US 12,277,939 B2
	Progressive contrastive learning framework for self-supervised speaker verification
Chunlei Zhang, Palo Alto, CA (US); and Dong Yu, Palo Alto, CA (US)
Assigned to TENCENT AMERICA LLC, Palo Alto, CA (US)
Filed by TENCENT AMERICA LLC, Palo Alto, CA (US)
Filed on May 2, 2022, as Appl. No. 17/734,471.
Prior Publication US 2023/0352029 A1, Nov. 2, 2023
Int. Cl. G10L 17/04 (2013.01); G10L 17/02 (2013.01); G10L 21/0208 (2013.01)

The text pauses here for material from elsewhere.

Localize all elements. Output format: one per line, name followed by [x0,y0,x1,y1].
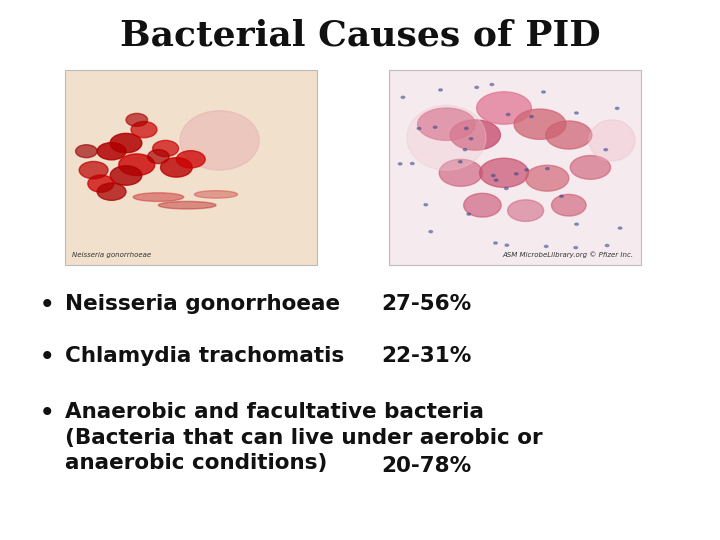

CPC G10L 17/04 (2013.01) [G10L 17/02 (2013.01); G10L 21/0208 (2013.01); G10L 2021/02082 (2013.01)]

20 Claims

1. A method for speaker identification and verification, the method being executed by at least one processor, and the method comprising:

training a dynamic clustering model for speaker identification and verification, the training comprising:

receiving, by a first encoder, a plurality of original speech segments;

receiving, by a second encoder, a plurality of augmented speech segments based on the plurality of the original speech segments,

generating, by the first encoder, first speaker representations based on the plurality of original speech segments;

generating, by the second encoder, second speaker representations based on the plurality of augmented speech segments;

prior to estimating a cluster for the second speaker representations, inputting the second speaker representations into a memory queue;

dynamically determining a number of clusters available for classification of the plurality of original speech segments based statistical characteristics of the second speaker representations in the memory queue;

assigning a respective cluster to each second speaker representation among the second speaker representations, the cluster being one from among the dynamically determined number of clusters; and

generating a contrastive loss based on the first speaker representations and the assigned second speaker representations, wherein the contrastive loss is based on queue-level centroids associated with the dynamically determined number of clusters instead of dataset-level centroids; and

verifying an identity of a speaker of a first audio by applying the first audio as input into the trained dynamic clustering model for speaker identification and verification.